Edited by gerda - Fri, 19 Dec 2008 00:21:41 GMT
post #5 of 8

Here's another article on pre-historic anthropogenic climate modification:

 

http://www.theatlantic.com/doc/200203/mann

 

 


Edited by gcnp58 - Fri, 19 Dec 2008 19:31:14 GMT
post #6 of 8
Thread Starter 

fascinating gc. the idea of waves of disease spreading out from the settlers, devastating the population right across the land, awful.

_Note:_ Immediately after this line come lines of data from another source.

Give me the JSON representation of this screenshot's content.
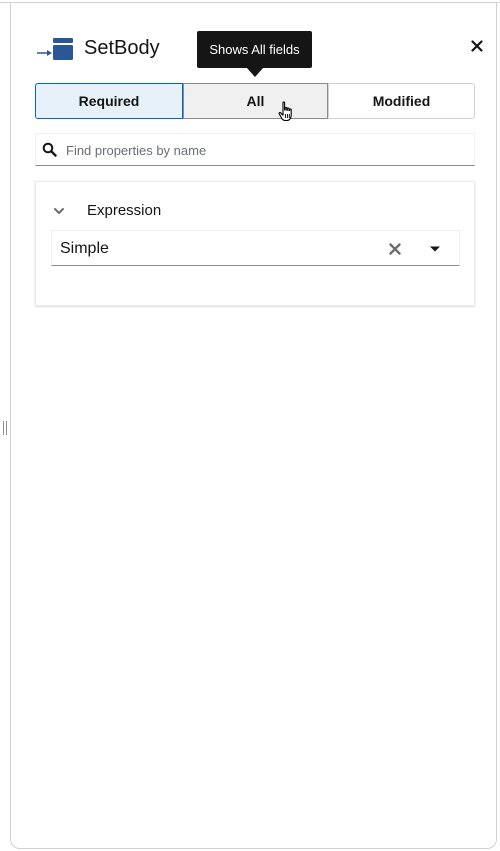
{
  "panel": {
    "title": "SetBody",
    "close_icon": "close-icon",
    "node_icon": "set-body-icon"
  },
  "tooltip": {
    "text": "Shows All fields"
  },
  "filter_toggle": {
    "options": [
      {
        "label": "Required",
        "selected": true
      },
      {
        "label": "All",
        "selected": false,
        "hovered": true
      },
      {
        "label": "Modified",
        "selected": false
      }
    ]
  },
  "search": {
    "placeholder": "Find properties by name",
    "value": "",
    "icon": "search-icon"
  },
  "expression_section": {
    "title": "Expression",
    "expanded": true,
    "select": {
      "value": "Simple",
      "clear_icon": "clear-icon",
      "toggle_icon": "caret-down-icon"
    }
  },
  "colors": {
    "accent": "#0066cc",
    "selected_bg": "#e7f1fa",
    "node_icon_blue": "#2b5797",
    "tooltip_bg": "#151515"
  }
}
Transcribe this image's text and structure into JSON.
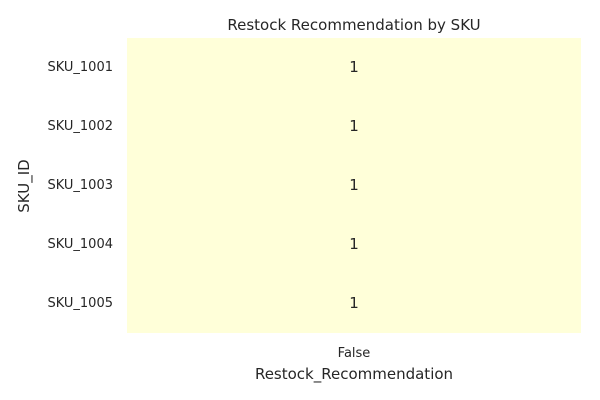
{
  "chart_data": {
    "type": "heatmap",
    "title": "Restock Recommendation by SKU",
    "xlabel": "Restock_Recommendation",
    "ylabel": "SKU_ID",
    "x_categories": [
      "False"
    ],
    "y_categories": [
      "SKU_1001",
      "SKU_1002",
      "SKU_1003",
      "SKU_1004",
      "SKU_1005"
    ],
    "values": [
      [
        1
      ],
      [
        1
      ],
      [
        1
      ],
      [
        1
      ],
      [
        1
      ]
    ],
    "annotations": true,
    "colorbar": false,
    "colors": {
      "cell_fill": "#ffffd9",
      "text": "#262626",
      "background": "#ffffff"
    }
  }
}
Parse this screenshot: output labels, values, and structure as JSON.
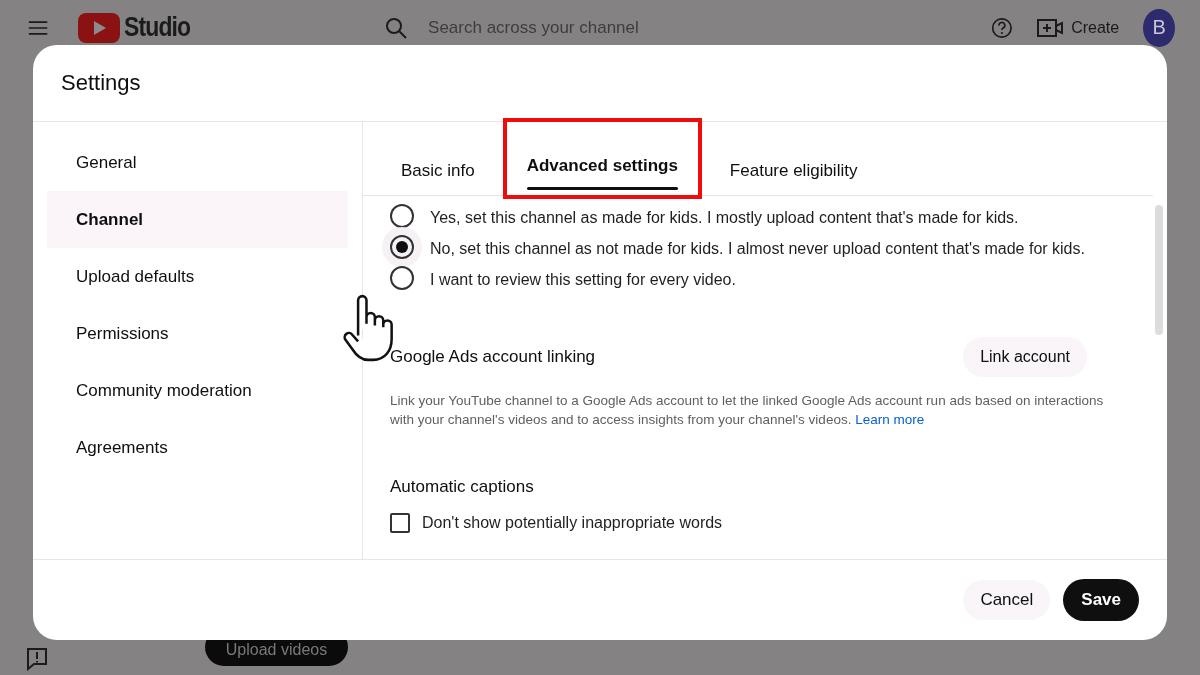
{
  "header": {
    "logo_text": "Studio",
    "search": {
      "placeholder": "Search across your channel"
    },
    "create_label": "Create",
    "avatar_letter": "B"
  },
  "background": {
    "upload_button": "Upload videos"
  },
  "dialog": {
    "title": "Settings",
    "nav": [
      {
        "label": "General",
        "selected": false
      },
      {
        "label": "Channel",
        "selected": true
      },
      {
        "label": "Upload defaults",
        "selected": false
      },
      {
        "label": "Permissions",
        "selected": false
      },
      {
        "label": "Community moderation",
        "selected": false
      },
      {
        "label": "Agreements",
        "selected": false
      }
    ],
    "tabs": [
      {
        "label": "Basic info",
        "selected": false,
        "highlighted": false
      },
      {
        "label": "Advanced settings",
        "selected": true,
        "highlighted": true
      },
      {
        "label": "Feature eligibility",
        "selected": false,
        "highlighted": false
      }
    ],
    "audience_options": [
      {
        "label": "Yes, set this channel as made for kids. I mostly upload content that's made for kids.",
        "selected": false
      },
      {
        "label": "No, set this channel as not made for kids. I almost never upload content that's made for kids.",
        "selected": true
      },
      {
        "label": "I want to review this setting for every video.",
        "selected": false
      }
    ],
    "ads": {
      "title": "Google Ads account linking",
      "button": "Link account",
      "description": "Link your YouTube channel to a Google Ads account to let the linked Google Ads account run ads based on interactions with your channel's videos and to access insights from your channel's videos.",
      "link": "Learn more"
    },
    "captions": {
      "title": "Automatic captions",
      "checkbox": {
        "label": "Don't show potentially inappropriate words",
        "checked": false
      }
    },
    "buttons": {
      "cancel": "Cancel",
      "save": "Save"
    }
  }
}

the built up islands and quays in the amazon very interesting too, there was a section on the florida keys in my old 'bog people' book (not online unfortunately), they built the land up too, and had long quays and harbours made of big shells and wood.

 

i read this recently that ties in to the plagues idea;

New World Post-pandemic Reforestation Helped Start Little Ice Age, Say Scientists

ScienceDaily (Dec. 19, 2008)

 

 

oh, and you can make a live link by using the little world with chain link icon above the reply box.

 

i found the original article that re-aroused my interest in this subject of early a.c.c.;

The ice age that never was

New Scientist 03 September 2008 by Hazel Muir

 


Edited by gerda - Fri, 19 Dec 2008 17:37:27 GMT
post #7 of 8

It's probably not coincidental that the rise in methane also occured about the same time cattle were domesticated

 

Small changes in forcing can produce large changes in climate, that's a fact.  What I find amusing is that skeptics will constantly claim small changes in solar output are critical in climate yet deny the huge forcing from anthropogenic CO2 will have any effect. 

 

I filed the Atlantic article and the one you cite under "plausible theory but would get you taken apart intellectually by a climate scientist if you claimed were absolutely true." 

 

:-)

 

post #8 of 8
Thread Starter 
Quote:
Originally Posted by gcnp58:

I filed the Atlantic article and the one you cite under "plausible theory but would get you taken apart intellectually by a climate scientist if you claimed were absolutely true." 

 

:-) 

 

i file stuff like that in 'anthropology' which is 80% guesswork anyway. in between carbon dating and folk tales. its a sliding scale of confidence, but doesnt mean there is not some value in the lower end, any more than in the physicists though-experiments. theoretical earth science?